La decisione, ha spiegato una nota del dipartimento della Difesa americano, "è il risultato di un processo esaustivo e articolato su più livelli, incentrato sul posizionamento delle forze statunitensi in Europa. Ciò comporta un ritardo temporaneo nello schieramento delle forze americane in Polonia, Paese che rappresenta un alleato modello per gli Stati Uniti". E ancora, "il dipartimento determinerà la destinazione finale di queste e altre forze statunitensi in Europa sulla base di un'ulteriore analisi dei requisiti strategici e operativi degli Stati Uniti, nonché della capacità dei nostri alleati di contribuire con le proprie forze alla difesa dell'Europa". Che sia il risultato dell'annunciata "ritorsione" della Casa Bianca contro il mancato sostegno europeo alla guerra contro l'Iran, o piuttosto l'onda lunga "dell'agenda America First del presidente Trump in Europa e in altri teatri operativi", si vedrà nelle prossime settimane e mesi, a cominciare dalla partecipazione domani del segretario di Stato Marco Rubio alla riunione dei ministro degli Esteri della Nato, in Svezia.
Il disimpegno americano, "punitivo" o meno, non ha come unico obiettivo l'Europa. È di lunedì la notizia che gli Stati Uniti sospenderanno la loro partecipazione a un organismo congiunto che coordina le consultazioni militari con il Canada. Nell'annuncio, Elbridge Colby, il sottosegretario alla Difesa Usa per le questioni politiche, ha fatto esplicito riferimento al discorso pronunciato da Mark Carney al Forum Economico Mondiale all'inizio di quest'anno, nel quale il premier canadese aveva parlato della necessità per le "potenze medie" mondiali di unirsi per contrastare l'influenza delle superpotenze Stati Uniti e Cina. Un affronto per la Casa Bianca di Trump.

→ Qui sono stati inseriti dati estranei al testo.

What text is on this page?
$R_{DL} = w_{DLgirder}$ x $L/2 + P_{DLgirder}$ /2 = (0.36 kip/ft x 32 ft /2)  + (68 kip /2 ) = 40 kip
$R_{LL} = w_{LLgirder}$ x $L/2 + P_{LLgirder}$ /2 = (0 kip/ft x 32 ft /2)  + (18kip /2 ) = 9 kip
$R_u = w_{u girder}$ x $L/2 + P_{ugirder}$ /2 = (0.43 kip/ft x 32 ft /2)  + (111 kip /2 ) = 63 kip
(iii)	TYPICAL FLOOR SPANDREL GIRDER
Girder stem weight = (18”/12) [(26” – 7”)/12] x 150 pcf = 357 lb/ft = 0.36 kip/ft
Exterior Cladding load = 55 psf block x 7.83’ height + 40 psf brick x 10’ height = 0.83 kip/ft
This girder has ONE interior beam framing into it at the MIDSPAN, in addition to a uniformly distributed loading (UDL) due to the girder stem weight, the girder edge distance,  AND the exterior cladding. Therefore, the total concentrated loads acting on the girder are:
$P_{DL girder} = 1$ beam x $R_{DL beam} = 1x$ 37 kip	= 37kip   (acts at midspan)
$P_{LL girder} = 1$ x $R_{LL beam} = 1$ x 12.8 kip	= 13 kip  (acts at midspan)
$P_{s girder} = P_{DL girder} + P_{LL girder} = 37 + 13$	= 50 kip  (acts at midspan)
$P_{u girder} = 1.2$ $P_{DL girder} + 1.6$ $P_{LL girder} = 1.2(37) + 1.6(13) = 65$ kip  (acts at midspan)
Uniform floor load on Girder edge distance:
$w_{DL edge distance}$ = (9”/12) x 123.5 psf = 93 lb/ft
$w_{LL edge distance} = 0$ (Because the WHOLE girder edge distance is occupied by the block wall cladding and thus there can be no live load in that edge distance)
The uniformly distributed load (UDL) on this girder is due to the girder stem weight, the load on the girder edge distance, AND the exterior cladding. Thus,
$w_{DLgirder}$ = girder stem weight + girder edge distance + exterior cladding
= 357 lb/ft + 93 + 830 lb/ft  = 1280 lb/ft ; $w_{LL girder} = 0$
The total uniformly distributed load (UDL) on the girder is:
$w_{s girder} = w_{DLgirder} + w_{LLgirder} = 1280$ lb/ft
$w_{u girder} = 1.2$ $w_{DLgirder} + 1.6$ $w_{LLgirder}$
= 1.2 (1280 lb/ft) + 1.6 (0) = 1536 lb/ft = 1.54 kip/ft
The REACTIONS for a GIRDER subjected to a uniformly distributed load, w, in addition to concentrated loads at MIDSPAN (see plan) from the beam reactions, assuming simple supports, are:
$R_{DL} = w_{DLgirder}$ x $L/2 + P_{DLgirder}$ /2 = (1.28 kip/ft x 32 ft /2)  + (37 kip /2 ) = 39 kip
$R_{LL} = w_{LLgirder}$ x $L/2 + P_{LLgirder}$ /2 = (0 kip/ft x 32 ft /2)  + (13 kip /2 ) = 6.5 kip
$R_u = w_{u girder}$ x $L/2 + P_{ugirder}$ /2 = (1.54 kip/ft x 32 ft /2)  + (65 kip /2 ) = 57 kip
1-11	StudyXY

E proprio dalla Casa Bianca, martedì, parlando ai giornalisti, JD Vance aveva affrontato l'argomento rispondendo alla domanda di un giornalista polacco, che domandava il perché della cancellazione del dispiegamento di ulteriori 4mila militari Usa in Polonia, come precedentemente era stato stabilito. "Quello che stiamo cercando di fare è promuovere l'indipendenza e la sovranità europea. Vogliamo che l'Europa si assuma maggiori responsabilità per la propria integrità territoriale e si impegni in modo significativo", aveva risposto il vicepresidente americano. "Non abbiamo ridotto il numero delle truppe in Polonia. Quello che abbiamo fatto è stato posticipare un dispiegamento previsto.
Non si tratta di una riduzione, ma di un normale rinvio della rotazione", aveva insistito Vance. "Gli Stati Uniti non possono essere il poliziotto del mondo. Vogliamo essere buoni alleati, ma l'Europa deve essere in grado di camminare sulle proprie gambe".